Die Staatsministerin für internationale Kulturpolitik im Auswärtigen Amt, Michelle Müntefering (SPD), erklärte, die Tradition der Bauhütten dokumentiere, "wie wichtig der grenzüberschreitende Kulturaustausch und die Zusammenarbeit von Künstlern und Handwerkern für gesellschaftliche und baukünstlerische Entwicklungen in Europa waren und sind". Kulturstaatsministerin Monika Grütters (CDU) sagte, Unesco-Welterbestätten wie der Kölner, der Aachener oder der Naumburger Dom zeugten von der großen Bedeutung der Bauhütten. "Ohne das Bauhüttenwesen wäre die Restaurierung der großen europäischen Kirchenbauten gar nicht denkbar." Dies wirke weit über den kirchlichen Raum hinaus und habe etwa bei der Rekonstruktion der barocken Fassade des Humboldt Forums im Berliner Schloss eine wichtige Rolle gespielt.
Dombaumeister erfreut über Entscheidung
Die europäischen Dom- und Münsterbauhütten bezeichneten die Unesco-Anerkennung als Würdigung und Unterstützung ihrer Arbeit zum Erhalt von Kirchen und Kathedralen. "Wir freuen uns außerordentlich über den positiven Entscheid der Unesco und damit über die Anerkennung unserer Arbeit", so der Basler Münsterbaumeister Andreas Hindemann. Die Freiburger Münsterbaumeisterin Yvonne Faller sagte, in den Bauhütten sei die kontinuierliche Pflege der Kathedralen seit Jahrhunderten garantiert. Das dafür nötige Wissen werde von Generation zu Generation weitergegeben.

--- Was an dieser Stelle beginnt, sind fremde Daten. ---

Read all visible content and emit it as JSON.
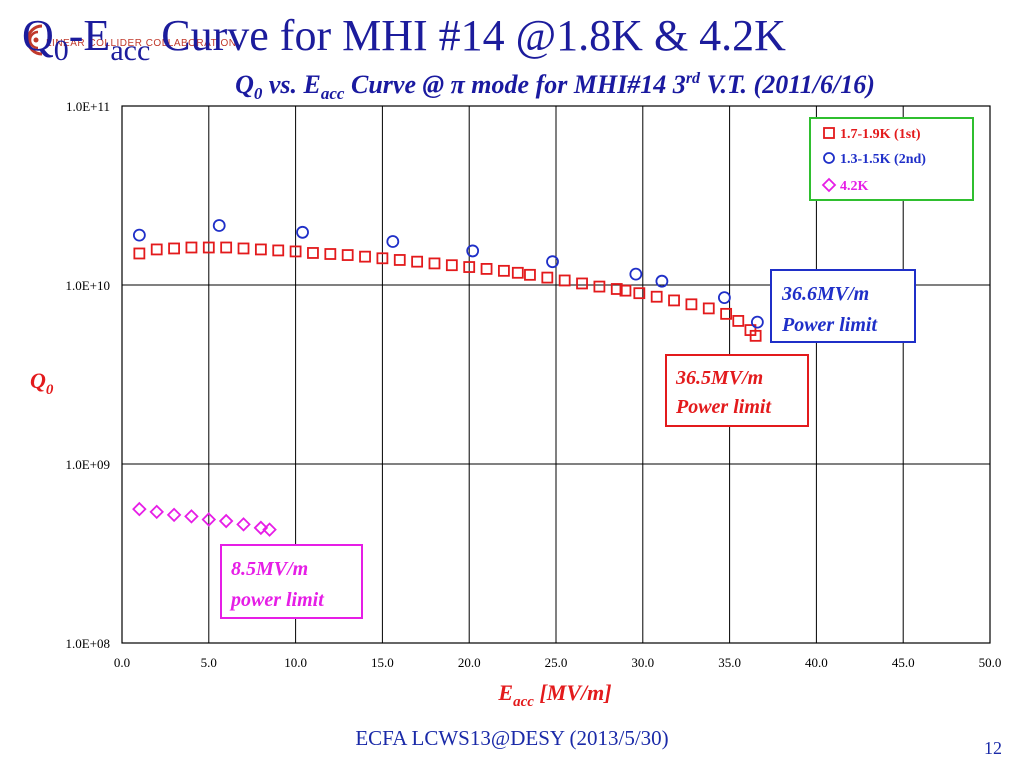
{
  "slide": {
    "title_q": "Q",
    "title_q_sub": "0",
    "title_e": "-E",
    "title_e_sub": "acc",
    "title_rest": " Curve for MHI #14 @1.8K & 4.2K",
    "logo_text": "LINEAR COLLIDER COLLABORATION",
    "footer": "ECFA LCWS13@DESY (2013/5/30)",
    "page_number": "12"
  },
  "colors": {
    "title": "#1c1c9c",
    "series_1st": "#e31a1c",
    "series_2nd": "#1f2fc8",
    "series_42": "#e61ee6",
    "legend_border": "#2fbf2f",
    "chart_title": "#1a1aa0",
    "axis_label": "#e31a1c"
  },
  "chart_data": {
    "type": "scatter",
    "title_prefix": "Q",
    "title_q_sub": "0",
    "title_mid": " vs. E",
    "title_e_sub": "acc",
    "title_after": " Curve @ π mode for MHI#14 3",
    "title_sup": "rd",
    "title_end": " V.T. (2011/6/16)",
    "xlabel": "E",
    "xlabel_sub": "acc",
    "xlabel_unit": " [MV/m]",
    "ylabel": "Q",
    "ylabel_sub": "0",
    "xlim": [
      0,
      50
    ],
    "ylim": [
      100000000.0,
      100000000000.0
    ],
    "y_scale": "log",
    "grid": true,
    "legend_position": "top-right",
    "x_ticks": [
      "0.0",
      "5.0",
      "10.0",
      "15.0",
      "20.0",
      "25.0",
      "30.0",
      "35.0",
      "40.0",
      "45.0",
      "50.0"
    ],
    "y_ticks": [
      {
        "value": 100000000000.0,
        "label": "1.0E+11"
      },
      {
        "value": 10000000000.0,
        "label": "1.0E+10"
      },
      {
        "value": 1000000000.0,
        "label": "1.0E+09"
      },
      {
        "value": 100000000.0,
        "label": "1.0E+08"
      }
    ],
    "series": [
      {
        "name": "1.7-1.9K (1st)",
        "marker": "square",
        "color": "#e31a1c",
        "x": [
          1.0,
          2.0,
          3.0,
          4.0,
          5.0,
          6.0,
          7.0,
          8.0,
          9.0,
          10.0,
          11.0,
          12.0,
          13.0,
          14.0,
          15.0,
          16.0,
          17.0,
          18.0,
          19.0,
          20.0,
          21.0,
          22.0,
          22.8,
          23.5,
          24.5,
          25.5,
          26.5,
          27.5,
          28.5,
          29.0,
          29.8,
          30.8,
          31.8,
          32.8,
          33.8,
          34.8,
          35.5,
          36.2,
          36.5
        ],
        "y": [
          15000000000.0,
          15800000000.0,
          16000000000.0,
          16200000000.0,
          16200000000.0,
          16200000000.0,
          16000000000.0,
          15800000000.0,
          15600000000.0,
          15400000000.0,
          15100000000.0,
          14900000000.0,
          14700000000.0,
          14400000000.0,
          14100000000.0,
          13800000000.0,
          13500000000.0,
          13200000000.0,
          12900000000.0,
          12600000000.0,
          12300000000.0,
          12000000000.0,
          11700000000.0,
          11400000000.0,
          11000000000.0,
          10600000000.0,
          10200000000.0,
          9800000000.0,
          9500000000.0,
          9300000000.0,
          9000000000.0,
          8600000000.0,
          8200000000.0,
          7800000000.0,
          7400000000.0,
          6900000000.0,
          6300000000.0,
          5600000000.0,
          5200000000.0
        ]
      },
      {
        "name": "1.3-1.5K (2nd)",
        "marker": "circle",
        "color": "#1f2fc8",
        "x": [
          1.0,
          5.6,
          10.4,
          15.6,
          20.2,
          24.8,
          29.6,
          31.1,
          34.7,
          36.6
        ],
        "y": [
          19000000000.0,
          21500000000.0,
          19700000000.0,
          17500000000.0,
          15500000000.0,
          13500000000.0,
          11500000000.0,
          10500000000.0,
          8500000000.0,
          6200000000.0
        ]
      },
      {
        "name": "4.2K",
        "marker": "diamond",
        "color": "#e61ee6",
        "x": [
          1.0,
          2.0,
          3.0,
          4.0,
          5.0,
          6.0,
          7.0,
          8.0,
          8.5
        ],
        "y": [
          560000000.0,
          540000000.0,
          520000000.0,
          510000000.0,
          490000000.0,
          480000000.0,
          460000000.0,
          440000000.0,
          430000000.0
        ]
      }
    ],
    "annotations": [
      {
        "line1": "36.6MV/m",
        "line2": "Power limit",
        "color": "#1f2fc8",
        "anchor": "right-upper"
      },
      {
        "line1": "36.5MV/m",
        "line2": "Power limit",
        "color": "#e31a1c",
        "anchor": "right-middle"
      },
      {
        "line1": "8.5MV/m",
        "line2": "power limit",
        "color": "#e61ee6",
        "anchor": "left-lower"
      }
    ]
  }
}
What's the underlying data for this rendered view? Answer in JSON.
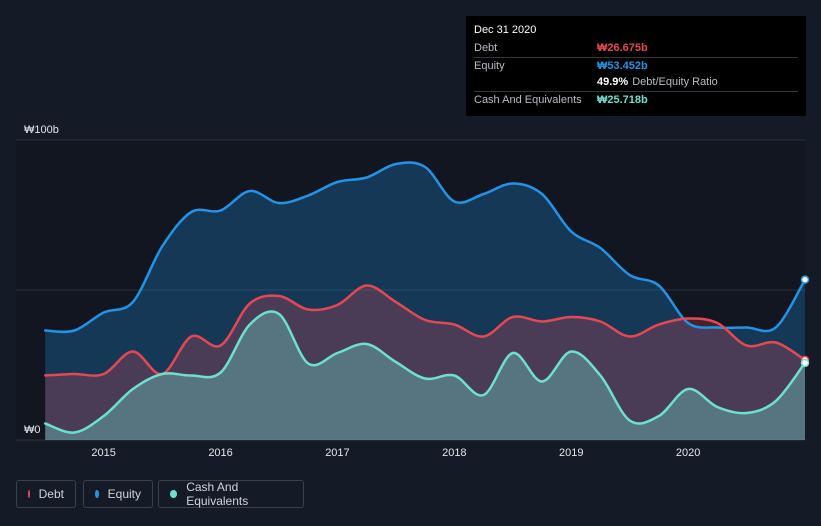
{
  "tooltip": {
    "date": "Dec 31 2020",
    "debt_label": "Debt",
    "debt_value": "₩26.675b",
    "equity_label": "Equity",
    "equity_value": "₩53.452b",
    "ratio_value": "49.9%",
    "ratio_label": "Debt/Equity Ratio",
    "cash_label": "Cash And Equivalents",
    "cash_value": "₩25.718b"
  },
  "legend": {
    "debt": "Debt",
    "equity": "Equity",
    "cash": "Cash And Equivalents"
  },
  "colors": {
    "debt": "#e64853",
    "equity": "#2394e5",
    "cash": "#6ee0cf",
    "background": "#151b26",
    "plot_background": "#111621"
  },
  "chart_data": {
    "type": "area",
    "title": "",
    "xlabel": "",
    "ylabel": "",
    "ylim": [
      0,
      100
    ],
    "y_tick_labels": [
      {
        "value": 0,
        "label": "₩0"
      },
      {
        "value": 100,
        "label": "₩100b"
      }
    ],
    "x_ticks": [
      {
        "value": 2015,
        "label": "2015"
      },
      {
        "value": 2016,
        "label": "2016"
      },
      {
        "value": 2017,
        "label": "2017"
      },
      {
        "value": 2018,
        "label": "2018"
      },
      {
        "value": 2019,
        "label": "2019"
      },
      {
        "value": 2020,
        "label": "2020"
      }
    ],
    "xlim": [
      2014.25,
      2021.0
    ],
    "x": [
      2014.5,
      2014.75,
      2015.0,
      2015.25,
      2015.5,
      2015.75,
      2016.0,
      2016.25,
      2016.5,
      2016.75,
      2017.0,
      2017.25,
      2017.5,
      2017.75,
      2018.0,
      2018.25,
      2018.5,
      2018.75,
      2019.0,
      2019.25,
      2019.5,
      2019.75,
      2020.0,
      2020.25,
      2020.5,
      2020.75,
      2021.0
    ],
    "series": [
      {
        "name": "Equity",
        "values": [
          36.5,
          36.5,
          42.5,
          46,
          64.5,
          76,
          76.5,
          83,
          79,
          81.5,
          86,
          87.5,
          92,
          91,
          79.5,
          82,
          85.5,
          82,
          69.5,
          64,
          55,
          51.5,
          39,
          37.5,
          37.5,
          37.5,
          53.452
        ]
      },
      {
        "name": "Debt",
        "values": [
          21.5,
          22,
          22,
          29.5,
          22,
          34.5,
          31.5,
          45.5,
          48,
          43.5,
          45,
          51.5,
          46,
          40,
          38.5,
          34.5,
          41,
          39.5,
          41,
          39.5,
          34.5,
          38.5,
          40.5,
          39,
          31.5,
          32.5,
          26.675
        ]
      },
      {
        "name": "Cash And Equivalents",
        "values": [
          5.5,
          2.5,
          8,
          17,
          22,
          21.5,
          22.5,
          38.5,
          42,
          25.5,
          29,
          32,
          26,
          20.5,
          21.5,
          15,
          29,
          19.5,
          29.5,
          21.5,
          6.5,
          8,
          17,
          11,
          9,
          13,
          25.718
        ]
      }
    ]
  }
}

Der Kölner Dombaumeister Peter Füssenich erklärte, die europäischen Bauhütten könnten auf eine bis in das 12. Jahrhundert reichende Tradition zurückblicken. Im Mittelalter entstanden sie, um die gotischen Kathedralen und andere Großkirchen zu errichten. "Dabei gingen sie oft an die Grenzen des technisch Möglichen. Sie begannen Unternehmungen, von denen sie wussten, dass es viele Generationen brauchen würde, bis sie Wirklichkeit werden." Auch der Kölner Dompropst Guido Assmann zeigte sich erfreut über die Entscheidung: "Ich bin immer wieder beeindruckt von der Leidenschaft, Akribie und Expertise der Mitarbeiterinnen und Mitarbeiter unserer Dombauhütte, wenn ich ihnen in ihren Werkstätten oder auf den Baustellen am Dom über die Schulter schauen darf." Das Wissen, das in der Kölner Dombauhütte über Jahrhunderte weitergegeben und stetig vertieft und aktualisiert werde, könne man nicht genug wertschätzen.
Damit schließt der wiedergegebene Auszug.